Ok, so I mixed up the order a little bit.
But that’s the “breakfast” of commodities which sits before Billy Ray Valentine (Eddie Murphy) as he is given a crash course in commodities trading by the Duke brothers (Randolph and Mortimer).
It always made a big impression on me…pork bellies.
And now as I descend from the halfway point of my MBA studies this film carries a richer meaning for me.
The gorilla comes with a bill of lading.
That’s not the type of stuff you catch as a six-year-old.
And I must admit that this film is all the funnier when the expletives are put back in.
And the nudity.
Yes, it was usually the sanitized version we saw on TV.

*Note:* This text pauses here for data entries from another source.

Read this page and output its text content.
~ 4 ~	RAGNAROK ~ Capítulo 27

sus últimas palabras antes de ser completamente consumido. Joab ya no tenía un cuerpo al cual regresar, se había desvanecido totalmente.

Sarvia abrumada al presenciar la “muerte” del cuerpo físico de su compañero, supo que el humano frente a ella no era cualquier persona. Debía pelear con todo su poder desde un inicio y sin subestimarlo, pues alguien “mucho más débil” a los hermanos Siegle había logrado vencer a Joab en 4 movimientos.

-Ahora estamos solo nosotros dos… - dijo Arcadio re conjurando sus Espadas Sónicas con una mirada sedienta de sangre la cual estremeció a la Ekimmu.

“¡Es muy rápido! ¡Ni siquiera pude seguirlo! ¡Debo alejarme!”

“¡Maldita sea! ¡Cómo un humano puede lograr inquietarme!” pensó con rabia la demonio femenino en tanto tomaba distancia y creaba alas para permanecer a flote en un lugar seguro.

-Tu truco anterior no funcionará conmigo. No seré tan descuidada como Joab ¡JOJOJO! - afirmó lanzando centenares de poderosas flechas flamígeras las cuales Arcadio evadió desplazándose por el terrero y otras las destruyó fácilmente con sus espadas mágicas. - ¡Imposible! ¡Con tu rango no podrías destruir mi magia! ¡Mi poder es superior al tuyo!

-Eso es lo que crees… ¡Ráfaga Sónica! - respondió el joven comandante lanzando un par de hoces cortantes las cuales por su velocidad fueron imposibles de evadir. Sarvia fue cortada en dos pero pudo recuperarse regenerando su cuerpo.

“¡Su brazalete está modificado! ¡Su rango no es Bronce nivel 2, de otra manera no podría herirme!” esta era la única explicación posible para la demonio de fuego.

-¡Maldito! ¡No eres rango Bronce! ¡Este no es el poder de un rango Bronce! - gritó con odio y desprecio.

But maybe sometimes…on a special channel…the real version.
At any rate, this is truly an American classic.
Not least because it was produced by a true American hero like Aaron Russo.
Why do I call him a hero?
Because he stood up for something worth standing up for.
It’s no wonder.
Watching this film.
The agog camera views of the World Trade Center.
But let’s stick to the teaching tool at hand.
Trading Places was just that: a beautiful teaching tool.
In some ways, therefore, it is aiming at the same thing as Le Gai Savoir.
The particular argument at issue is the famous “nature vs. nurture” debate.
Perhaps my attempt to connect John Landis’ wonderful film to Godard is a bit of a reach, but there is real, American beauty at work here.
Consider, for instance, the opening montage of Philadelphia streets set to W.A. Mozart’s overture from the opera Le Nozze di Figaro.
Notice, if you will, the African-Americans playing basketball with a plastic milk crate attached to a piece of plywood…on a telephone pole.
There are some loving politics at work here.
What we have is a film about unity. Dan Aykroyd. Eddie Murphy. Black and white.
There was a positivity to many American comedies of the 1980s.
I remember hearing “feel-good” used as a descriptor for movies (particularly summertime offerings) more than I care to remember.
But they were “feel-good”.
Trading Places, however, is more than just a feel-good film.
It is a film with a conscience.
That’s what makes it timeless.
I’d like to imagine that Aaron Russo’s conscience was already ticking…ticking.
It wasn’t until later that he made truly political films.
I don’t want to attempt a more profound framing than this thing deserves [too late].
Suffice it to say that Trading Places is as applicable today as it was in 1983.
We may no longer bandy-about the word “yuppies”, but we still have Wall Street.
Perhaps the trading pits and quote boards look hopelessly antiquated now.
But so much transfers.
Exeter. Harvard. Winthorpe.
And, of course, kindness transfers. Jamie Lee Curtis.
So there you have it.
Trading Places is acerbic criticism on race in America. Racism. Opportunity.
Eddie Murphy will have you laughing your ass off.
This is truly an indispensable bit of 80s comedy…and so much more.